22 septembre 2019
Critiques

Ant-Man : Déception !

Même en étant conscient du système de fonctionnement des studios Marvel, toujours prompts à encourager l'émulsion créative tant que celle-ci ne contrarie pas ses plans quinquennaux de domination mondiale par un excès d'identité artistique, le départ d'Edgar Wright ("Shaun of the dead", "Hot Fuzz"....) de la production d'"Ant-Man" l'an passé est appelée à rester un cas d'école.

Poussé à la démission quelques semaines à peine avant le début des prises de vues, après que les réécritures intempestives des exécutifs du scénario qu'il avait écrit avec Joe Cornish ne l'aient dépossédé de la paternité du projet "Ant-Man", Wright fut confronté à l'éternel dilemme planant sur les entrepreneurs de cet art à vocation industrielle (à moins que ce ne soit l'inverse) qu'est le cinéma.

A savoir rester et essayer de sauver les meubles, ou refuser de devenir simple exécutant sur un film sur lequel il avait commence à travailler en... 2006 (soit avant même que le carton d'"Iron Man" ne mette  Kevin Feige et ses potes en spandex sur orbite) !

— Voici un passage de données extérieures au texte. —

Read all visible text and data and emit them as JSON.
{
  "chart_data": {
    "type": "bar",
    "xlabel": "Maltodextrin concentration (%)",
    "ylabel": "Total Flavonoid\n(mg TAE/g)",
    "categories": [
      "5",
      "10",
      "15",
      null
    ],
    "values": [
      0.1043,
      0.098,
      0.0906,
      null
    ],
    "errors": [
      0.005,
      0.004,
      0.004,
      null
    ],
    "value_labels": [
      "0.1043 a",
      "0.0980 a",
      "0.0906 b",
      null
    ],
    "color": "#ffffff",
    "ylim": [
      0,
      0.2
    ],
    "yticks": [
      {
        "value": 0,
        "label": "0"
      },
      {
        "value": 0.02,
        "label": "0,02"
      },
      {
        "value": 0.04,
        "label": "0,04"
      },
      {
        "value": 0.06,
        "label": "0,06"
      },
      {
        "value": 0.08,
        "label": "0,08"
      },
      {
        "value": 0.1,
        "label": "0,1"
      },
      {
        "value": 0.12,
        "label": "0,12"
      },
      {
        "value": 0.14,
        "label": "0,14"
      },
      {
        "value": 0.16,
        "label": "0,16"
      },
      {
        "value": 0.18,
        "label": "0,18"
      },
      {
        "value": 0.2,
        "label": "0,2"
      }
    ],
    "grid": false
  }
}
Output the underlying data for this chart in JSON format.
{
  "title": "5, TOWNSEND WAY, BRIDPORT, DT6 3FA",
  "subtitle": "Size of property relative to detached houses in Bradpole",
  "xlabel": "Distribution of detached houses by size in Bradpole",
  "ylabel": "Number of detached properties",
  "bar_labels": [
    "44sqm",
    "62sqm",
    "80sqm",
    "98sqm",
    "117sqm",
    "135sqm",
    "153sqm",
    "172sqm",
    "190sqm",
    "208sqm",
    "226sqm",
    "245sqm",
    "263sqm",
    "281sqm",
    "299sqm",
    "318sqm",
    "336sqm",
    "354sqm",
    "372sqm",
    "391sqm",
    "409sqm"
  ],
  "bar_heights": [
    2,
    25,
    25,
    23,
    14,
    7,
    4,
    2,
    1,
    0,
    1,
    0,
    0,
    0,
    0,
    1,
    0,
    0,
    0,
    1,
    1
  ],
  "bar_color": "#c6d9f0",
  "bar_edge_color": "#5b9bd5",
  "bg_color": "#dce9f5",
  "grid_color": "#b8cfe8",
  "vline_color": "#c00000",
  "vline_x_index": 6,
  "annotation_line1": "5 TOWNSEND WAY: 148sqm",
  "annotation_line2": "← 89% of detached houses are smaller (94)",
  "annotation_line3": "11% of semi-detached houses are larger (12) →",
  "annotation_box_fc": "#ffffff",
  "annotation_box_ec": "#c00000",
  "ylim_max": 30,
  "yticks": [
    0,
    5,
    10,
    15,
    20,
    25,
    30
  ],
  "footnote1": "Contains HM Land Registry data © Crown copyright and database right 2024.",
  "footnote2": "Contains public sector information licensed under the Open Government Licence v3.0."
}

Dés lors, il n'est nullement surprenant que "Ant-Man" porte à ce point l'empreinte du réalisateur de "Scott Pilgrim", si l'on considère à quel point le processus de transposition de l'un des personnage les plus délicats du roaster Marvel (héroïsation peu amène, univers moins prompt à l'iconisation, nature du super-pouvoir sans réels précédents sur grand-écran) lui est tributaire.

Des séquences de miniaturisation présentées au grand-public il y a quelques années avec un teaser d'essais réalisé par Wright ayant mis les réseaux sociaux en ébullition, à un casting s'étant largement constitué  (de l'aveu même de Michael Douglas) sur son nom, en passant par une direction artistique dont les fulgurances sont clairement estampillées de son sceau...

Tout "Ant-Man" avance ainsi dans l'ombre de son créateur déchu. On peut donc clairement parler de spoliation pour qualifier l'attitude de Marvel, qui a bon dos d'essayer de minimiser l'apport de Wright en engageant un yes-man sans envergure (Peyton Reed, réalisateur d'"American Girls" et … "Yes-man" avec Jim Carrey !) pour reprendre le flambeau, et neutraliser toute traces du passage de son prédécesseur (mais en s'octroyant le travail de pré-production effectué en amont, pas folle la bête) dans le produit fini.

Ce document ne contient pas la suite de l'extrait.